Perception of objects oriented downward from a vertical position

In the present work we investigated people’s perceptions of orientation for surfaces that are conceived of as being sloped downward from vertical against a vertical reference frame. In the three conditions of Experiment 1, participants either (1) placed a ladder against a wall at what they thought was the most stable position, and then estimated its orientation; (2) gave a verbal (conceptual) estimate of what the most stable position of a ladder leaned against a wall would be; or (3) drew a line representing the most stable position of a ladder to be placed against a wall, and then gave a verbal estimate of the ladder’s orientation. Ladder placement was shallower than the most stable position, as were the verbal estimations of both the positioned and drawn orientations and the verbal (conceptual) estimates of the most stable position for a ladder to be leaned against a wall, relative to the actual orientations.

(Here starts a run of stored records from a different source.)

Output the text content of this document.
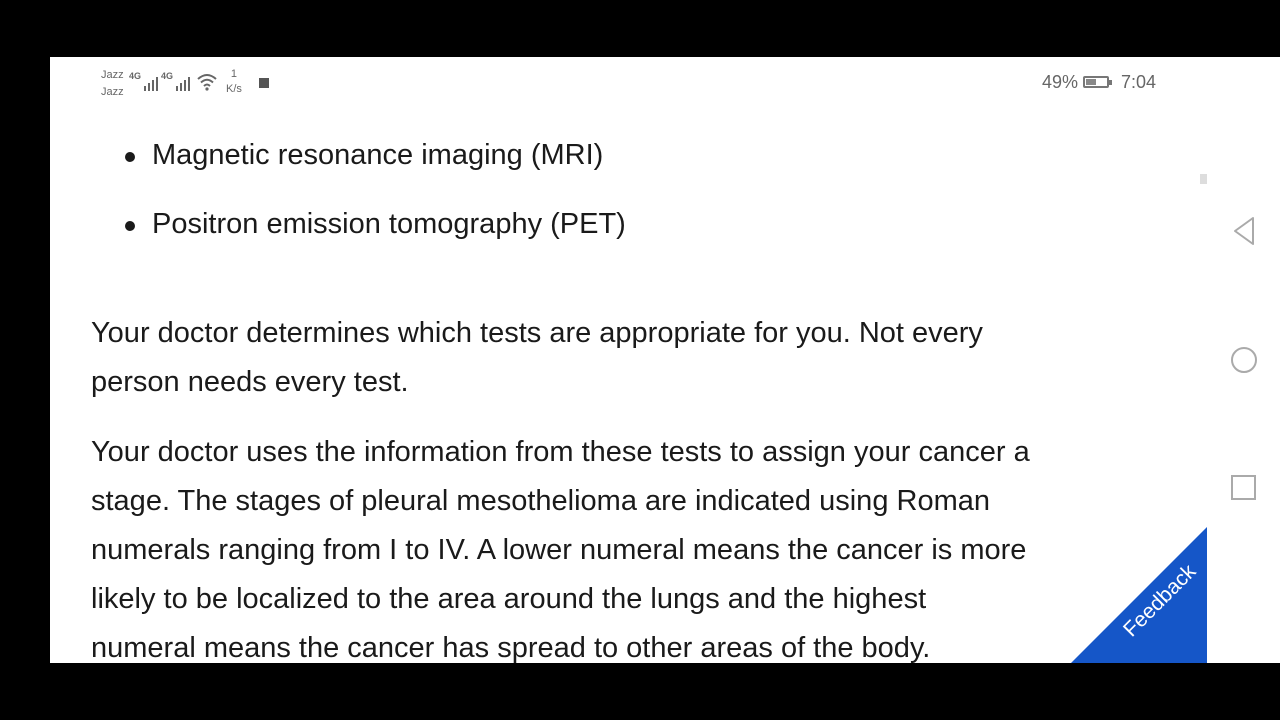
Jazz
Jazz
4G 4G	1
K/s	49% 7:04
Magnetic resonance imaging (MRI)
Positron emission tomography (PET)

Your doctor determines which tests are appropriate for you. Not every
person needs every test.

Your doctor uses the information from these tests to assign your cancer a
stage. The stages of pleural mesothelioma are indicated using Roman
numerals ranging from I to IV. A lower numeral means the cancer is more
likely to be localized to the area around the lungs and the highest
numeral means the cancer has spread to other areas of the body.

Feedback
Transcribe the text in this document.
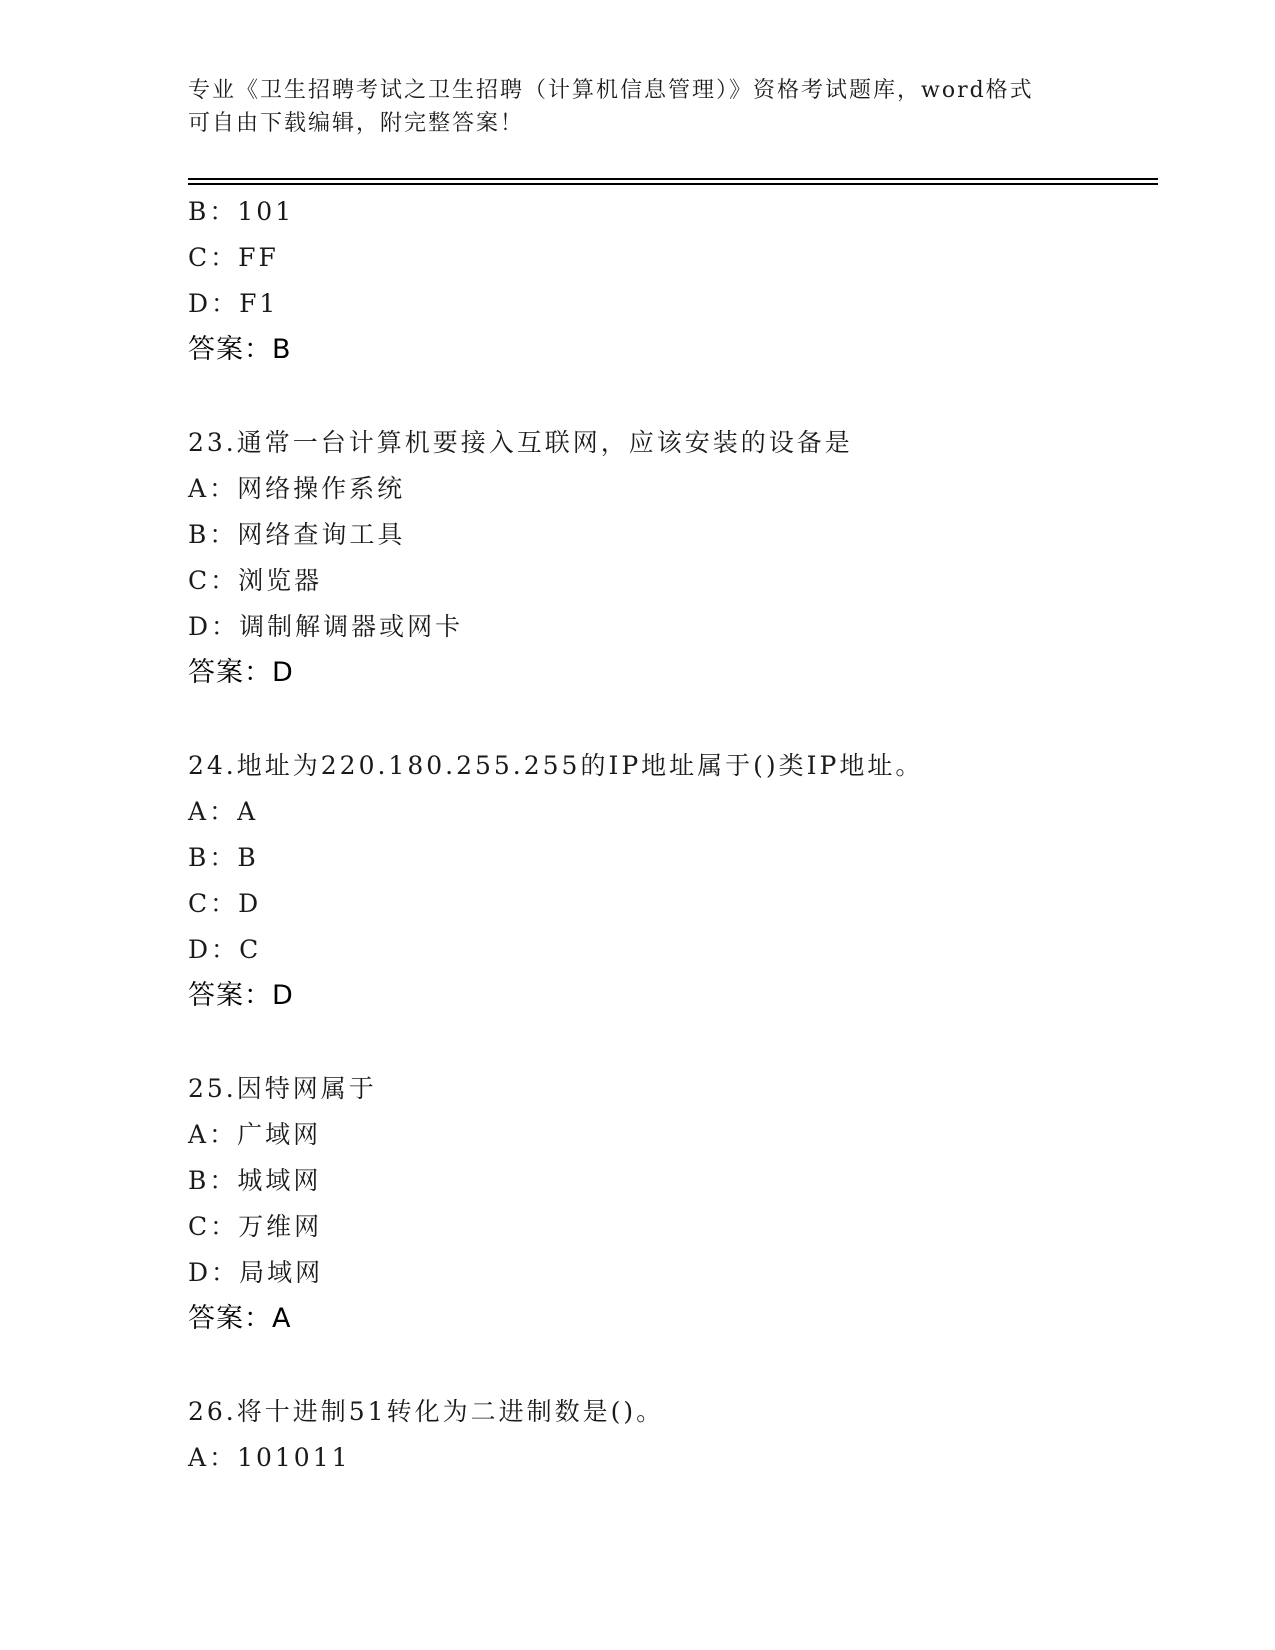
专业《卫生招聘考试之卫生招聘（计算机信息管理）》资格考试题库，word格式
可自由下载编辑，附完整答案！
B：101
C：FF
D：F1
答案：B
23.通常一台计算机要接入互联网，应该安装的设备是
A：网络操作系统
B：网络查询工具
C：浏览器
D：调制解调器或网卡
答案：D
24.地址为220.180.255.255的IP地址属于()类IP地址。
A：A
B：B
C：D
D：C
答案：D
25.因特网属于
A：广域网
B：城域网
C：万维网
D：局域网
答案：A
26.将十进制51转化为二进制数是()。
A：101011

In Experiment 2, participants verbally estimated various ladder orientations. The estimates were again shallower than the actual orientations. For orientations between 60° and 90°, the estimates showed a scale compression effect from horizontal. This perceived exaggeration of the orientation of an object typically oriented down from vertical is similar to the perceived exaggeration of the orientation of hills and ramps, typically thought of as oriented up from horizontal. This may point to a generic perceived exaggeration of slant whose direction depends on the conceptual or actual reference frame being used.